For lower-power (<100 W) applications such as USB-C power adapters, Eggtronic’s QuarEgg could come into play (Fig. 3). This high-performance flyback architecture is based on pulse-density modulation that uses forced ZVS at all load levels.In a QuarEgg solution, the EPIC101AFQE01 controller is located on the secondary side, allowing the usual optocoupler to be replaced with a lower-cost signal transformer. The EPIC controller is capable of multimode operation for flat efficiency, and it’s optimized for low power and no-load efficiency. It shows at least a 40% improvement in standby power consumption over legacy QR designs (Fig. 4).
Like the SmartEgg, it has an integrated ZVS gate driver, PD support, and a range of protection features.
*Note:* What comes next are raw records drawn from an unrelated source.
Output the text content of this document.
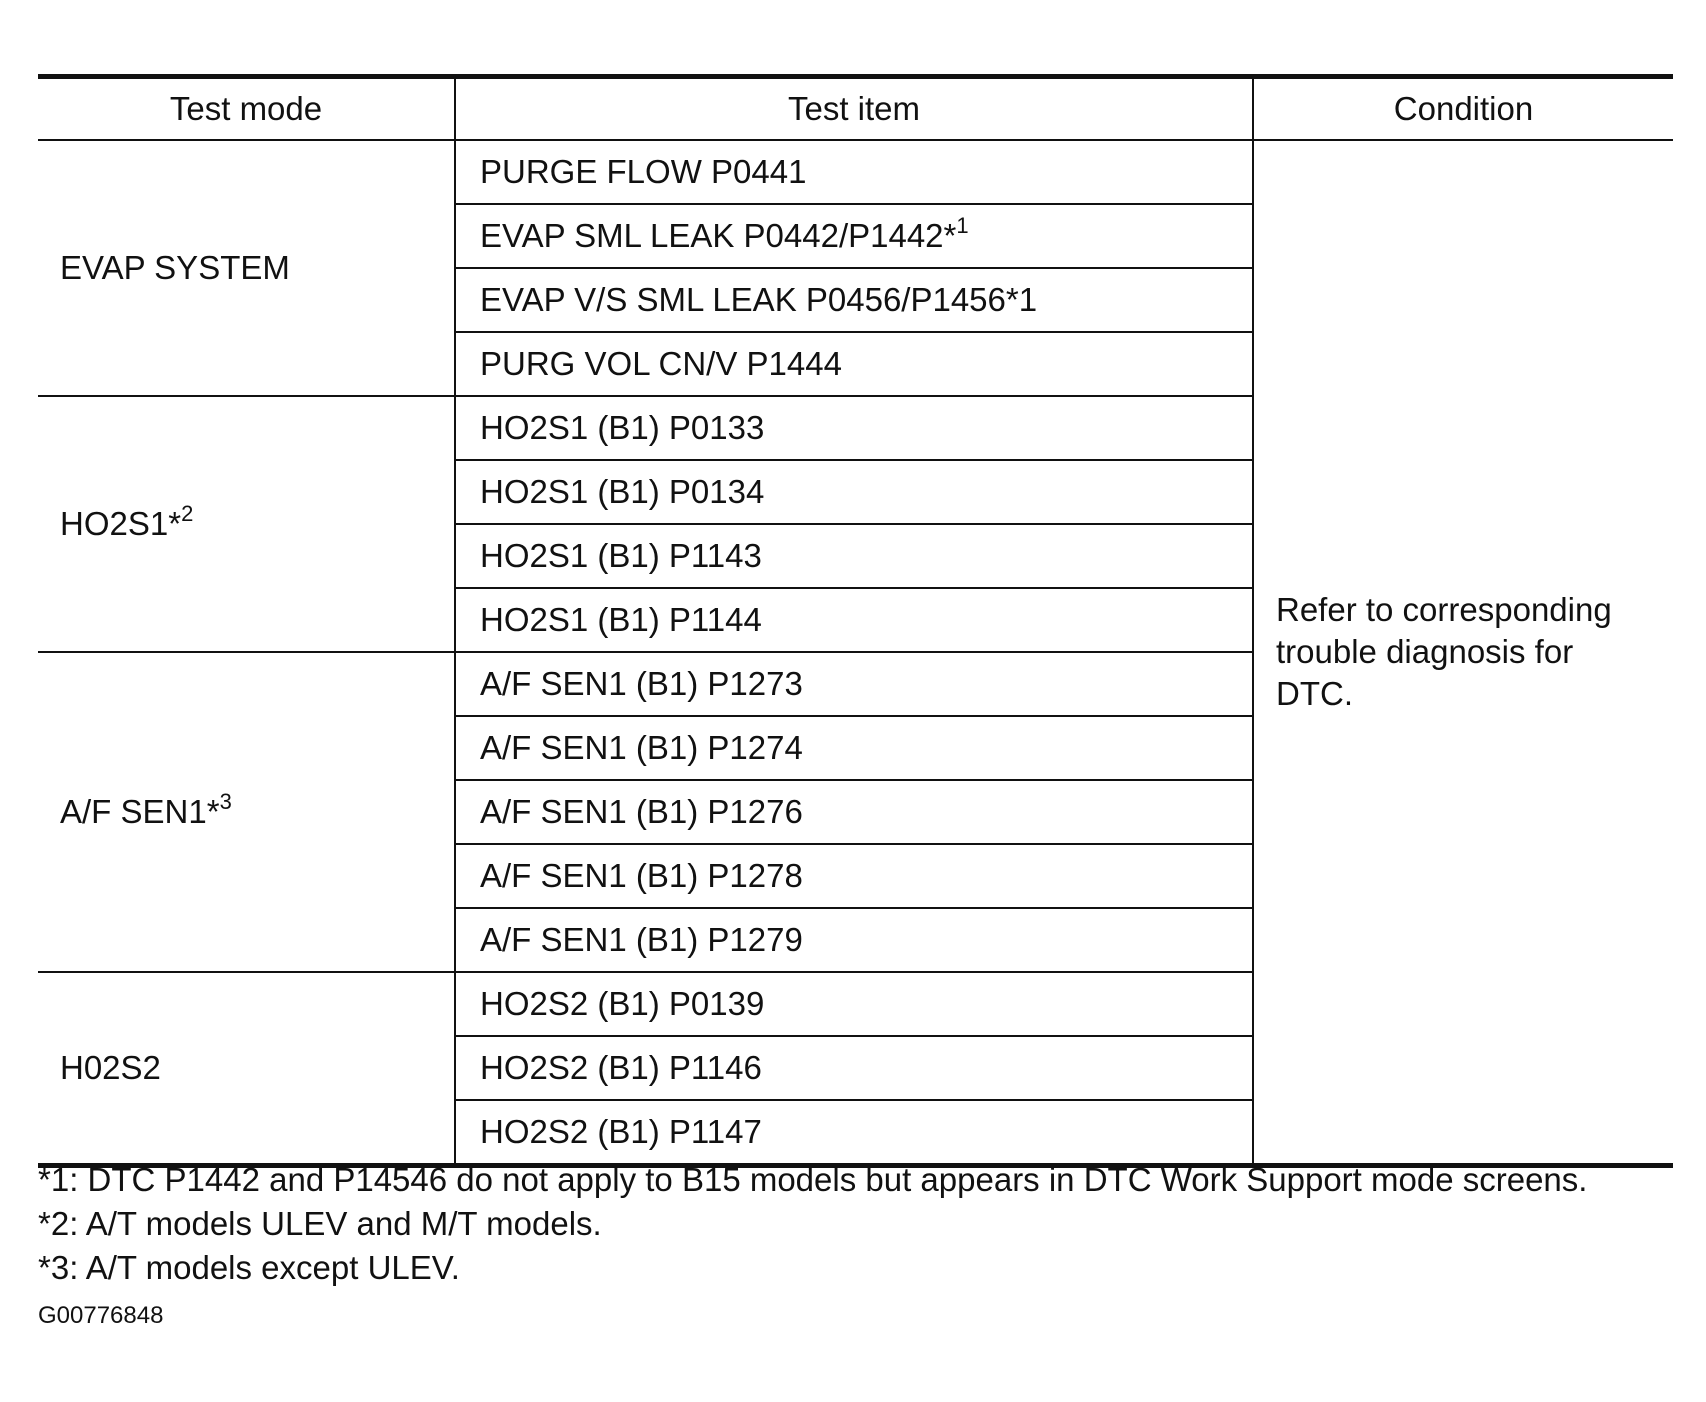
Test mode	Test item	Condition
EVAP SYSTEM	PURGE FLOW P0441	Refer to corresponding trouble diagnosis for DTC.
	EVAP SML LEAK P0442/P1442*$^1$
	EVAP V/S SML LEAK P0456/P1456*1	
	PURG VOL CN/V P1444	
HO2S1*$^2$	HO2S1 (B1) P0133	
	HO2S1 (B1) P0134	
	HO2S1 (B1) P1143	
	HO2S1 (B1) P1144	
A/F SEN1*$^3$	A/F SEN1 (B1) P1273	
	A/F SEN1 (B1) P1274	
	A/F SEN1 (B1) P1276	
	A/F SEN1 (B1) P1278	
	A/F SEN1 (B1) P1279	
H02S2	HO2S2 (B1) P0139	
	HO2S2 (B1) P1146	
	HO2S2 (B1) P1147	
*1: DTC P1442 and P14546 do not apply to B15 models but appears in DTC Work Support mode screens.
*2: A/T models ULEV and M/T models.
*3: A/T models except ULEV.
G00776848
The QuarEgg EPIC controller also includes integrated cable drop compensation and frequency jittering that reduces the EMI signature of the solution.
Design Support
Reference designs are available for both solutions so that designers can become familiar with the technology and build their own designs. The 80- × 62- × 28.2-mm (17.6 W/in.3) SmartEgg board offers 150-W nominal power. No-load power consumption is 137 mW with 110-V mains input, and the power factor is >0.9.
The QuarEgg board, measuring 38.3 × 38.3 × 18.6 mm (21.02 W/in.3), is rated at 35 W nominal. No-load power consumption is under 18 mW with 110-V mains input. Both boards are capable of passing all global EMI requirements.
Summary
Energy efficiency in power conversion has always been important. However, with increasing environmental awareness, a desire for smaller solutions, and rising energy costs, its prominence is on the rise. As a result, design goals are becoming more challenging, requiring high levels of efficiency right across the load profile—as well as low levels of standby and idle consumption (which represent most of the energy losses for electric and electronic devices always connected to the grid).
Techniques such as ZVS and active clamp can enhance efficiency and manage EMI, but when implemented discretely, they can have significant BOMs and high costs, Moreover, they’re typically not able to optimize light load efficiency. To help mitigate those issues, solutions such as Eggtronic’s QuarEgg and SmartEgg can deliver higher levels of performance at lower cost points.
The EcoVoltas range continues to evolve in response to customer needs. Likely future versions of QuarEgg will include a primary-side controller version and a single-output solution with a significantly reduced BOM. SmartEgg will expand to include a fixed-voltage battery-charger solution as well as a 140-W PD solution and a USB 3.1 design.